With expanding purchasing power, consumers had too much money chasing too few goods. To be clear, there were other equally important reasons for inflation, including fiscal policy. But the consumer’s behavior was a key driver at the time.
If we fast-forward to today, the consumer looks very different. As we emerged from the Financial Crisis, we tended to pay down our debt. We learned a lesson about borrowing, and we collectively began to change our behavior. Zero interest rates did not cause us to run up the balance on our credit cards. It may have caused us to borrow to buy houses and stocks, but not consumer goods. Consumer use of credit changed post financial crises.
Government and corporate use of credit, in the form of direct borrowing, also changed, but in a very different way. The amount of debt on government and corporate balance sheets exploded during this period of zero interest rates. If the Fed reverses course and begins a period of meaningful rate hikes, it won’t impact the consumer’s behavior radically. We are already not borrowing to purchase consumer goods and services to the extent we once did. Therefore, the Fed won’t slow us down. But higher rates will certainly effect the cost of borrowing for governments and corporations. Government deficits will rise while corporate profits will shrink and defaults will increase. And so it would seem that raising rates, in and of itself, will certainly have an economic impact, but not the one it had in the 1970s.
The Fed alone will not be able to curb excess demand when there really isn’t any. It will not be able to increase supply either. Unlike past inflationary periods, much of today’s price increases are due more to supply shortages than to increased demand. Certainly fiscal policy has put money into consumers’ hands, but the pandemic caused serious supply issues that have led to short supply of a lot of goods. Decreased supply has the same effect on prices as rising demand. That is to say when there are too few goods for present demand, in order to decrease demand, prices must rise. This is supply-driven inflation as opposed to the more traditional demand-driven inflation.
If excessive consumer demand isn’t the root cause of our current inflation, rising interest rates will likely have less impact today than in past inflationary cycles.
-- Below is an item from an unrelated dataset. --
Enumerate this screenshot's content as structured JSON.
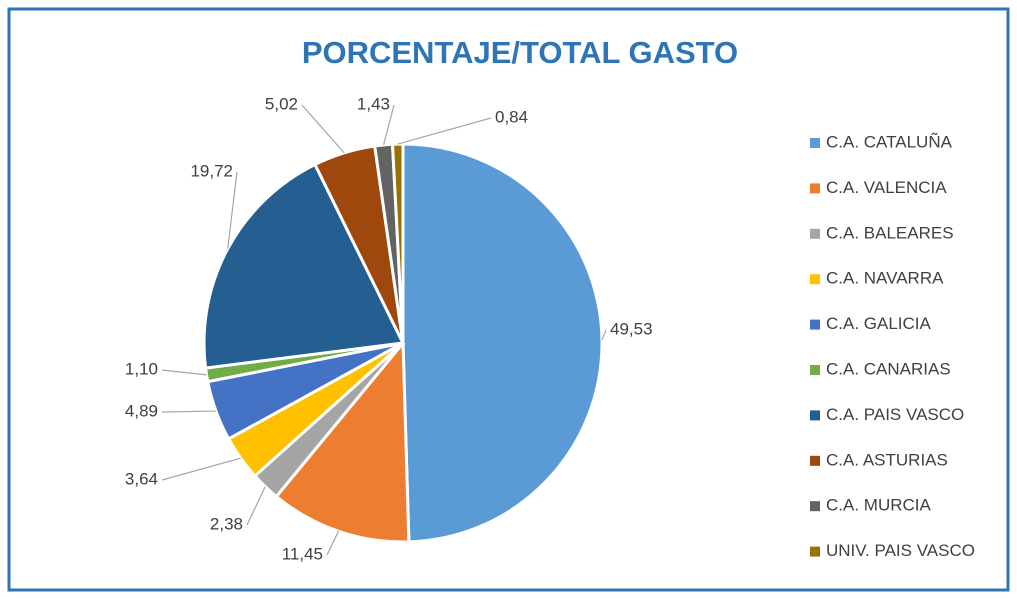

Rising rates will also have little to no impact on supply. Therefore we must ask if the Fed is capable of successfully combating inflation this time. It seems unlikely. At least not without help. There would also need to be change in fiscal policy, tax policy and government action to incentivize desired behavior. This is much bigger than the Fed alone.
Absent political will to seriously rein in the excesses, more than likely, in its stare down with the economy and markets, the Fed will blink. Those predicting as many as 7 interest rate hikes this year may be right, but it is hard to imagine this Fed, given all that we have discussed, will intentionally sink the economy by its own hand. There might be 7 rate changes this year. It just seems unlikely they will all be hikes. Afterall, recessions can cure persistent inflation as well.
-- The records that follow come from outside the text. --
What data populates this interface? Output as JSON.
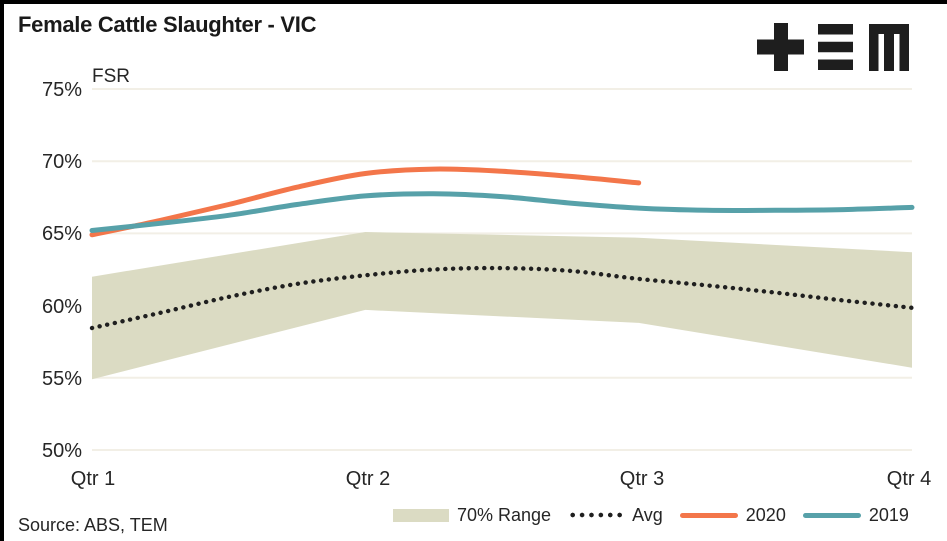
{
  "title": "Female Cattle Slaughter - VIC",
  "logo_name": "TEM plus-equals-M logo",
  "source": "Source: ABS, TEM",
  "colors": {
    "band": "#dbdbc3",
    "avg": "#1f1f1f",
    "line_2020": "#f3764a",
    "line_2019": "#57a1a9",
    "gridline": "#f2efe6",
    "text": "#262626",
    "logo": "#1e1e1e",
    "border": "#000000"
  },
  "legend": {
    "items": [
      {
        "label": "70% Range",
        "marker": "band-swatch"
      },
      {
        "label": "Avg",
        "marker": "dotted-line"
      },
      {
        "label": "2020",
        "marker": "orange-line"
      },
      {
        "label": "2019",
        "marker": "teal-line"
      }
    ]
  },
  "chart_data": {
    "type": "line",
    "title": "Female Cattle Slaughter - VIC",
    "ylabel": "FSR",
    "xlabel": "",
    "ylim": [
      50,
      75
    ],
    "grid": "horizontal only",
    "legend_position": "bottom",
    "yticks": [
      75,
      70,
      65,
      60,
      55,
      50
    ],
    "ytick_labels": [
      "75%",
      "70%",
      "65%",
      "60%",
      "55%",
      "50%"
    ],
    "xticks": [
      1,
      2,
      3,
      4
    ],
    "xtick_labels": [
      "Qtr 1",
      "Qtr 2",
      "Qtr 3",
      "Qtr 4"
    ],
    "band": {
      "name": "70% Range",
      "color": "#dbdbc3",
      "x": [
        1,
        2,
        3,
        4
      ],
      "top": [
        62.0,
        65.1,
        64.7,
        63.7
      ],
      "bottom": [
        54.9,
        59.7,
        58.8,
        55.7
      ]
    },
    "series": [
      {
        "name": "Avg",
        "style": "dotted",
        "color": "#1f1f1f",
        "x": [
          1,
          1.25,
          1.5,
          1.75,
          2,
          2.25,
          2.5,
          2.75,
          3,
          3.25,
          3.5,
          3.75,
          4
        ],
        "values": [
          58.45,
          59.5,
          60.6,
          61.5,
          62.1,
          62.5,
          62.6,
          62.4,
          61.85,
          61.4,
          60.9,
          60.35,
          59.85
        ]
      },
      {
        "name": "2020",
        "style": "solid",
        "color": "#f3764a",
        "x": [
          1,
          1.25,
          1.5,
          1.75,
          2,
          2.25,
          2.5,
          2.75,
          3
        ],
        "values": [
          64.9,
          65.9,
          67.0,
          68.2,
          69.15,
          69.45,
          69.3,
          68.95,
          68.5
        ]
      },
      {
        "name": "2019",
        "style": "solid",
        "color": "#57a1a9",
        "x": [
          1,
          1.25,
          1.5,
          1.75,
          2,
          2.25,
          2.5,
          2.75,
          3,
          3.25,
          3.5,
          3.75,
          4
        ],
        "values": [
          65.2,
          65.7,
          66.25,
          67.0,
          67.6,
          67.75,
          67.55,
          67.1,
          66.75,
          66.6,
          66.6,
          66.65,
          66.8
        ]
      }
    ]
  }
}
The Fed is indeed capable of causing a recession. Its zero interest policy has been in place for more than a decade. Its impact cannot be reversed in short order without collateral damage. To engineer a soft landing for our economy, the Fed will need help. Anyone here optimistic Washington will rise to the occasion?
There is certainly a lot to consider, but the road to investment success is rarely a smooth one. Yet, as the chart above clearly illustrates, stocks have historically gone higher over time. Do not let the noise force you to make emotional decisions. Stay the course. Stay invested.